Torpido

10 dk

Ian Thorpe, yüzmenin Michael Phelps'ten önce gördüğü en büyük yıldızdı. 2000 Sydney ile zirveye çıkan Avustralyalı yüzücünün kariyeri ve hayatı ise hiç de sanıldığı kadar toz pembe olmadı.

Bugün yüzme dediğinizde insanların aklına Michael Phelps geliyor ve bunda şaşırılacak bir şey yok. Phelps’in başardıkları, şüpheye zerre mahal bırakmaksızın onu bu sporda tüm zamanların en büyüğü yaptı. Ancak çoğunlukla es geçilen bir nokta var ki o da bu yazının yazılma sebebini teşkil ediyor; modern yüzmede süper yıldızlar çağı Phelps ile değil Ian Thorpe ile başladı ve dünya bunun için Thorpe’a ağır bir bedel ödetti.

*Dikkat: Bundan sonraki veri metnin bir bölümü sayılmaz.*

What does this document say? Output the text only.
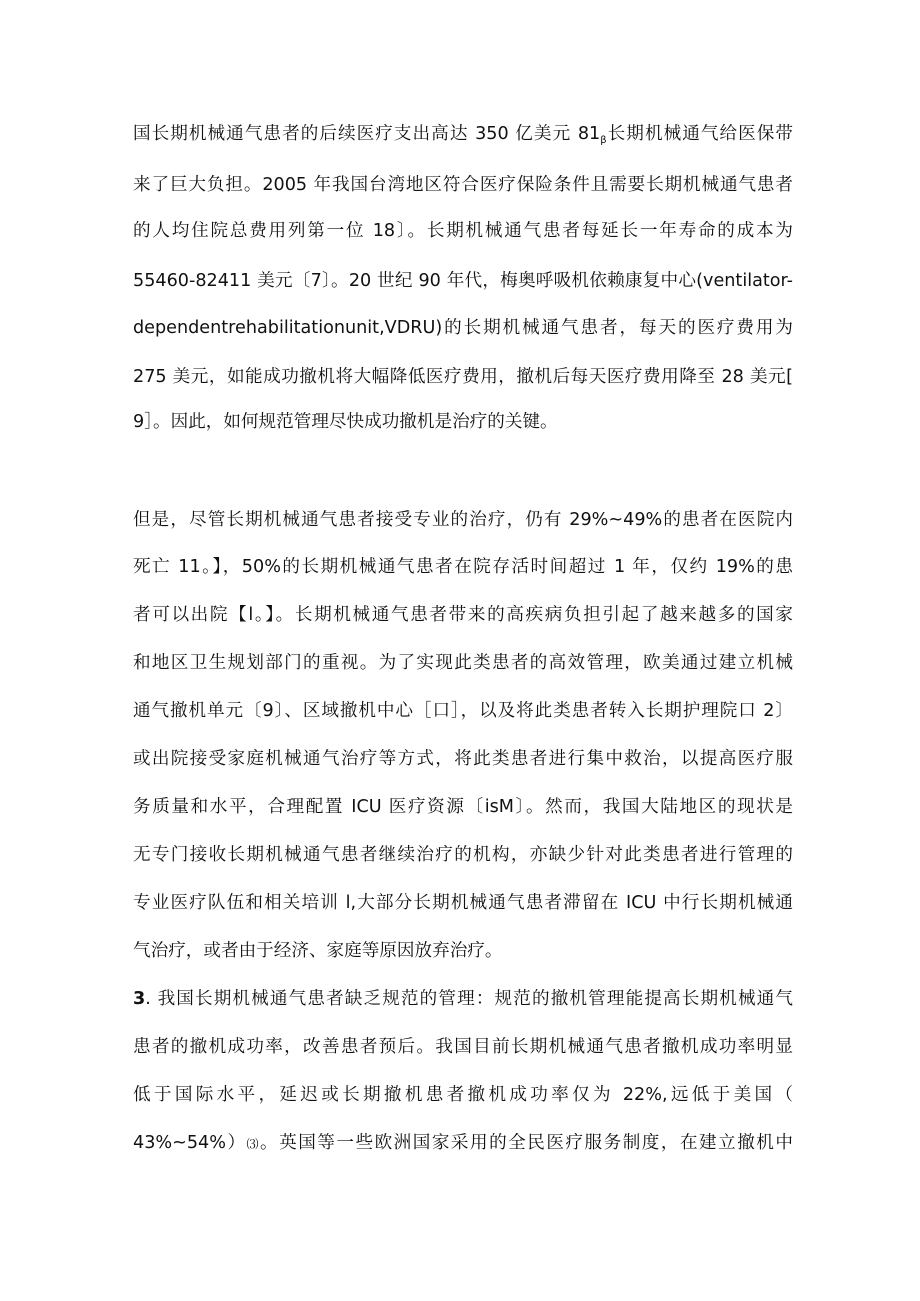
国长期机械通气患者的后续医疗支出高达 350 亿美元 $81_\beta$长期机械通气给医保带
来了巨大负担。2005 年我国台湾地区符合医疗保险条件且需要长期机械通气患者
的人均住院总费用列第一位 18〕。长期机械通气患者每延长一年寿命的成本为
55460-82411 美元〔7〕。20 世纪 90 年代，梅奥呼吸机依赖康复中心(ventilator-
dependentrehabilitationunit,VDRU)的长期机械通气患者，每天的医疗费用为
275 美元，如能成功撤机将大幅降低医疗费用，撤机后每天医疗费用降至 28 美元[
9］。因此，如何规范管理尽快成功撤机是治疗的关键。
但是，尽管长期机械通气患者接受专业的治疗，仍有 29%~49%的患者在医院内
死亡 11。】，50%的长期机械通气患者在院存活时间超过 1 年，仅约 19%的患
者可以出院【l。】。长期机械通气患者带来的高疾病负担引起了越来越多的国家
和地区卫生规划部门的重视。为了实现此类患者的高效管理，欧美通过建立机械
通气撤机单元〔9〕、区域撤机中心［口］，以及将此类患者转入长期护理院口 2〕
或出院接受家庭机械通气治疗等方式，将此类患者进行集中救治，以提高医疗服
务质量和水平，合理配置 ICU 医疗资源〔isM〕。然而，我国大陆地区的现状是
无专门接收长期机械通气患者继续治疗的机构，亦缺少针对此类患者进行管理的
专业医疗队伍和相关培训 l,大部分长期机械通气患者滞留在 ICU 中行长期机械通
气治疗，或者由于经济、家庭等原因放弃治疗。
3. 我国长期机械通气患者缺乏规范的管理：规范的撤机管理能提高长期机械通气
患者的撤机成功率，改善患者预后。我国目前长期机械通气患者撤机成功率明显
低于国际水平，延迟或长期撤机患者撤机成功率仅为 22%,远低于美国（
43%~54%）⑶。英国等一些欧洲国家采用的全民医疗服务制度，在建立撤机中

1982 yılında Sidney’de, sporun içinden gelen bir ailenin çocuğu olarak dünyaya adımını attı Thorpe. Babası Ken bir kriketçiydi ve yaptığı işte de gayet iyiydi. Ancak kendi babasının tasvip etmemesinden dolayı sadece 26 yaşında emekli olmak zorunda kalmıştı. Annesi Margaret ise netbol oyuncusuydu. Ian erken yaşlarında, bu genetik mirasa rağmen toplu sporlara herhangi bir ilgi belirtisi göstermemişti. Babası ise acı deneyiminden dolayı, çocuklarına sevmedikleri bir şeyi yapmaları için baskı kurmamayı kendisine şiar edinmişti. Beş yaşındayken, kırdığı bileğini güçlendirmesi için doktorların yüzmesini salık verdiği ablası Christina ile beraber sürekli yüzme yarışlarına gitmek zorunda bırakılan Ian, bir süre sonra, kendi ifadesiyle, sıkıntıdan patladığından dolayı dersler alarak adım attı spora. Sıra dışı sporcuların hikâyelerinde çoğunlukla böyle bir önsözün ardından tam o anda ne derece büyülü bir şey hissettikleri, nasıl da ait oldukları mecrayı buldukları gibi şeyler duyarsınız. Ama bu, o hikâyelerden biri değil.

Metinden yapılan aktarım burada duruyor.